La figure joviale d’Alex Katz au chapeau noir était, comme attendu, la toile la plus disputée de la vacation.

Alex Katz (né en 1927), Black Hat (Alex), 2010, huile sur toile, 122 152 cm.
Adjugé : 467 800 

© ALEX KATZ / ADAGP, PARIS, 2021

Quasiment absent du marché français, le New-Yorkais Alex Katz y faisait une entrée remarquée en emportant 467 800 € avec Black Hat (Alex). Cet autoportrait de 2010 devenait son record sur la scène des enchères hexagonales (source : Artnet). Par son réalisme et ses sujets, l’ancien élève de la Skowhegan School of Painting and Sculpture (Maine) est rapidement associé au pop art. Pourtant, derrière l’apparente simplicité de ses œuvres – traitées en aplats de couleurs franches et harmonieuses – se cache un message ancré dans l’histoire de la peinture américaine.

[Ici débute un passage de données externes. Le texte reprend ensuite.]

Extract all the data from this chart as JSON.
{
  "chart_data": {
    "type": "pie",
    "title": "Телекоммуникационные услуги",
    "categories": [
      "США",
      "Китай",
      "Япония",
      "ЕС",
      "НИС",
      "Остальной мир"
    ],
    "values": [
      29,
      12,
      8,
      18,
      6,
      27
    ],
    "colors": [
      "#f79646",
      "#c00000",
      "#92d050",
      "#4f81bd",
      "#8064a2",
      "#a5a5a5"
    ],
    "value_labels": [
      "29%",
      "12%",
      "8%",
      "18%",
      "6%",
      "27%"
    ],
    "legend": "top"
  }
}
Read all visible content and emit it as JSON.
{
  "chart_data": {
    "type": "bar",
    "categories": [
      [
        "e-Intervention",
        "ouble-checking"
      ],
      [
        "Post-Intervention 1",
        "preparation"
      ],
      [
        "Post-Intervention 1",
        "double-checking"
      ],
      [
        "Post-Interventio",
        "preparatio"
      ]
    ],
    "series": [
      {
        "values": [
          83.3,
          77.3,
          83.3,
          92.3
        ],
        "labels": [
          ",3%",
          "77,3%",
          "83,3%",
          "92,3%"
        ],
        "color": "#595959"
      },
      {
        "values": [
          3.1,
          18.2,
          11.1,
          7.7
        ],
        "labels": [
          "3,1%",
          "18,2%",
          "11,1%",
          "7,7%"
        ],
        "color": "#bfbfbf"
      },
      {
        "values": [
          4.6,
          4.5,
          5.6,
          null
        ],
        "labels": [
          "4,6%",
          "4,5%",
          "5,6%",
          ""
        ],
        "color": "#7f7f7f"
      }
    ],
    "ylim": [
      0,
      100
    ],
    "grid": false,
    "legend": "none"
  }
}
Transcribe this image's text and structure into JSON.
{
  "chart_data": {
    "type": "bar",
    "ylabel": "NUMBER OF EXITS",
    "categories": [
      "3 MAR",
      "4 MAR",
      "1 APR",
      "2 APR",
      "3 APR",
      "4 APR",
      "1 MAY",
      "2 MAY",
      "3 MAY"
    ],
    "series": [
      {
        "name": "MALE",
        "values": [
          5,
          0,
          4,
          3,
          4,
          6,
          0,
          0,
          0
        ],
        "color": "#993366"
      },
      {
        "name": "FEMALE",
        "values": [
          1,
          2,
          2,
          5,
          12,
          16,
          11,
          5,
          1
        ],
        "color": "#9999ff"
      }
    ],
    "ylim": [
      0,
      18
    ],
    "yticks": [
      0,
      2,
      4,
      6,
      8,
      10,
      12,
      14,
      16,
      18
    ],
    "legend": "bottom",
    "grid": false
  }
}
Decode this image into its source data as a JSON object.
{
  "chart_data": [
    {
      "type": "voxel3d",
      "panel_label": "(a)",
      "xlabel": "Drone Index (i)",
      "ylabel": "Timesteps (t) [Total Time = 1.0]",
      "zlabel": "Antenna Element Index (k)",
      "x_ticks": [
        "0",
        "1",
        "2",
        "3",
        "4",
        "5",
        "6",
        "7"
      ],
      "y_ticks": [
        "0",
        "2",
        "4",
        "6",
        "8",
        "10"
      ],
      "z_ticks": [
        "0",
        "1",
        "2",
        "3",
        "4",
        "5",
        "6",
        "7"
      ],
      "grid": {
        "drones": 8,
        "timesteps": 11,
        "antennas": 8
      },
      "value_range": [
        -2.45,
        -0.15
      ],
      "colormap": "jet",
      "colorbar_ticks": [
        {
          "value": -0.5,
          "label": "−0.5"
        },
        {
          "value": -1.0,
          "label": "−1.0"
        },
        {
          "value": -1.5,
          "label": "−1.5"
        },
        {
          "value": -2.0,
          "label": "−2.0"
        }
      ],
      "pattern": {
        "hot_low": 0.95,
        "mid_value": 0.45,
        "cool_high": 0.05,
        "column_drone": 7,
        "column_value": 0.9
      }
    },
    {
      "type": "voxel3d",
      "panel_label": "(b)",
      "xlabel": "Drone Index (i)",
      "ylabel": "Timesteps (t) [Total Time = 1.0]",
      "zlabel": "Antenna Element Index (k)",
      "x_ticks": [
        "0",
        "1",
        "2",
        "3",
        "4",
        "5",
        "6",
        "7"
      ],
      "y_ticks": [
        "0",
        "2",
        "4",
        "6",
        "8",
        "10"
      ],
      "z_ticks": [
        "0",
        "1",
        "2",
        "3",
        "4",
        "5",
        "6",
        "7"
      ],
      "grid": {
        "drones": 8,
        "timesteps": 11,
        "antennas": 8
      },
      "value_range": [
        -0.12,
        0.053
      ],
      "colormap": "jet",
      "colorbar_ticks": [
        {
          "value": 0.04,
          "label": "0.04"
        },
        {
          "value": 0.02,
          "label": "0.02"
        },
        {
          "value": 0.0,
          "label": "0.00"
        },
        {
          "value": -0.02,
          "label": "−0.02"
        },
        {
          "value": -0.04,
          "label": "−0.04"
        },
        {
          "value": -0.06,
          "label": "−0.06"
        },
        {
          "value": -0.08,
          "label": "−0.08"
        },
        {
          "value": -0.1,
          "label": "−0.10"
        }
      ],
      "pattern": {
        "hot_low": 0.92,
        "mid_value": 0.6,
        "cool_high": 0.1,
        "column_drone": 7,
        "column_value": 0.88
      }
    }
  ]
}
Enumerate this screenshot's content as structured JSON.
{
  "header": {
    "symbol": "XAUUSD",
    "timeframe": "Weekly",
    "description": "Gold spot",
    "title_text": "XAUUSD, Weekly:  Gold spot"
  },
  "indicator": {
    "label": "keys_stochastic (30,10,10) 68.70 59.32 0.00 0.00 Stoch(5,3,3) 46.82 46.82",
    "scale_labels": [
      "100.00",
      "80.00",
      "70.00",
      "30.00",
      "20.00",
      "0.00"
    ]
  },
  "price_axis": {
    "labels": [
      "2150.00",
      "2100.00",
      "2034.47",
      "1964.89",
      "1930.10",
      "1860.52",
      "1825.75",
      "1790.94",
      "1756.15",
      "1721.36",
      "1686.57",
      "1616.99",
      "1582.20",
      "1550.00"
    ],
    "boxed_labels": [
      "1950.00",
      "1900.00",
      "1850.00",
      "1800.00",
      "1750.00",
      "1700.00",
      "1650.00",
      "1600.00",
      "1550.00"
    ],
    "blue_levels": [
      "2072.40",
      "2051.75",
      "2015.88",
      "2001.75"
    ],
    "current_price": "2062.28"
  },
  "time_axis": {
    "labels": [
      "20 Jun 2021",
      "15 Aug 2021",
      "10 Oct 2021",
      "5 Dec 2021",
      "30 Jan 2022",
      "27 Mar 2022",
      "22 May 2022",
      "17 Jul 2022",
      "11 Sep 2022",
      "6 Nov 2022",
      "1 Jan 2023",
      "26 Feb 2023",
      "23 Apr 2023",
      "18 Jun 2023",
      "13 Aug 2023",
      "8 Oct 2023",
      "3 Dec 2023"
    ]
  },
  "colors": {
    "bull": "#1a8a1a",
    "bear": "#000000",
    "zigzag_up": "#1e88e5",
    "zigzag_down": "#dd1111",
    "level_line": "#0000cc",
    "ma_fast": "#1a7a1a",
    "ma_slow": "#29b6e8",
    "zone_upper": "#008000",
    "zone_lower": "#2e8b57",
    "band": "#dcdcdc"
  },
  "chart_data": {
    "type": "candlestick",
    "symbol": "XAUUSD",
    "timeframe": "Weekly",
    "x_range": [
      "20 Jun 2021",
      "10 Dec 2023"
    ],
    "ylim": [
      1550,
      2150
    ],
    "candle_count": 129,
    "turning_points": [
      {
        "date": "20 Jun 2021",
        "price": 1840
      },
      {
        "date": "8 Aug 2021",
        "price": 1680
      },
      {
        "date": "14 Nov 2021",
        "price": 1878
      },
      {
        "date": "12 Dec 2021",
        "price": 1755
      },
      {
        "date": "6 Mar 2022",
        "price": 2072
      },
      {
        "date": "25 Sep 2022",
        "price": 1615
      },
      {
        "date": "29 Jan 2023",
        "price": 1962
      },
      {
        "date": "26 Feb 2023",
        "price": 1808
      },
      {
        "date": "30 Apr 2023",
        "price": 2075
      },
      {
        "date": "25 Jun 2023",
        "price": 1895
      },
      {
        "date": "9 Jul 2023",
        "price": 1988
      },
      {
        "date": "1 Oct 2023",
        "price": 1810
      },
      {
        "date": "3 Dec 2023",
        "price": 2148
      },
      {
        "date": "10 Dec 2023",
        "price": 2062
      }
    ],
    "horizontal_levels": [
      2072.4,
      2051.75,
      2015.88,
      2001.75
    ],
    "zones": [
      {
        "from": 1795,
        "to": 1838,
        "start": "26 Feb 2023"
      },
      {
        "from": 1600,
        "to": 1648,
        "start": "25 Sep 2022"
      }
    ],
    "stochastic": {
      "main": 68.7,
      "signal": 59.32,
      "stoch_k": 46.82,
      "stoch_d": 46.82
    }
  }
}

Le paysage et la figure humaine sont au cœur de son travail. Ils avaient été oubliés par les tenants de l’abstraction : lui les a remis en avant et le revendique avec force (voir l'article Les portraits contemporains d'Alex Katz page 54 de la Gazette n° 23), ce qui lui réussit ! Il devançait Jean Dubuffet (1901-1985), dont une gouache Sans titre (Femme assise au fauteuil) (26 19,2 cm) de 1944 retenait 195 000 €, ainsi que Robert Combas (né en 1957), dont un acrylique sur toile de 1986 intitulé Armando, l’homme sirène (199,5 247 cm) naviguait à 156 000 €.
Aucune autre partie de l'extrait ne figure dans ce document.